Arpeggi Labsa new crypto startup focused on using blockchains to make music creation more collaborative has secured $5.1 million in seed funding from the crypto arm of Andreessen Horowitz alongside a slew of artists including names like Steve Aoki, 3LAU and Wyclef Jean.
The team’s goal is to tap into the blockchain to build a music creation suite that operates in an open source ethos, allowing producers to sample a wide variety of songs and sounds, while the platform ensures that credit always goes back to the original creators as appropriate.
Founders Evan Dhillon, Kyle Dhillon, and James Pastan believe this setup will encourage a new type of “remix culture” to permeate the music industry, allowing for TikTok-like creative repurposing of IP that will elevate all creators who contributed to viral hits. It’s functionality that might not require blockchain, but Arpeggi’s founders say the technology just makes it easier.

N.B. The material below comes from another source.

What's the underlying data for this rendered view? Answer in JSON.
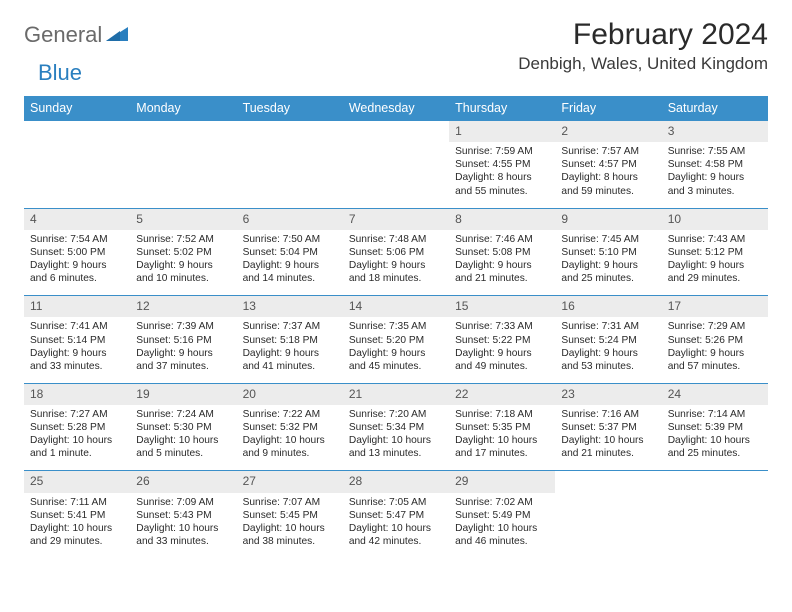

“In music, we’ve seen people immediately resist anything on web3 because they see it as a scam,” co-founder Pastan told TechCrunch. “We’ve abstracted as much as we can from crypto… and we’ve always shied away from the speculative element.”
To realize this dream, Arpeggi aims to go beyond protocol development and build an entire in-browser digital audio workstation that allows producers to mix blockchain-mined beats while integrating with the wider arena of web2 and web3 music platforms.
The free platform not only serves as a hub for creation but also for consumption, an opportunity that can align blockchain incentives but can also present a daunting challenge to finding a cohesive audience.
While the company hasn’t been firm on whether they want to issue a token for the platform in the future, the founders say they’re primarily focused on luring music professionals who haven’t bought into the web3 mantra yet, but are excited about the idea of the industry doubling down on the open source.
“All the sounds you hear are sounds you have to create with,” co-founder Kyle Dillon tells TechCrunch.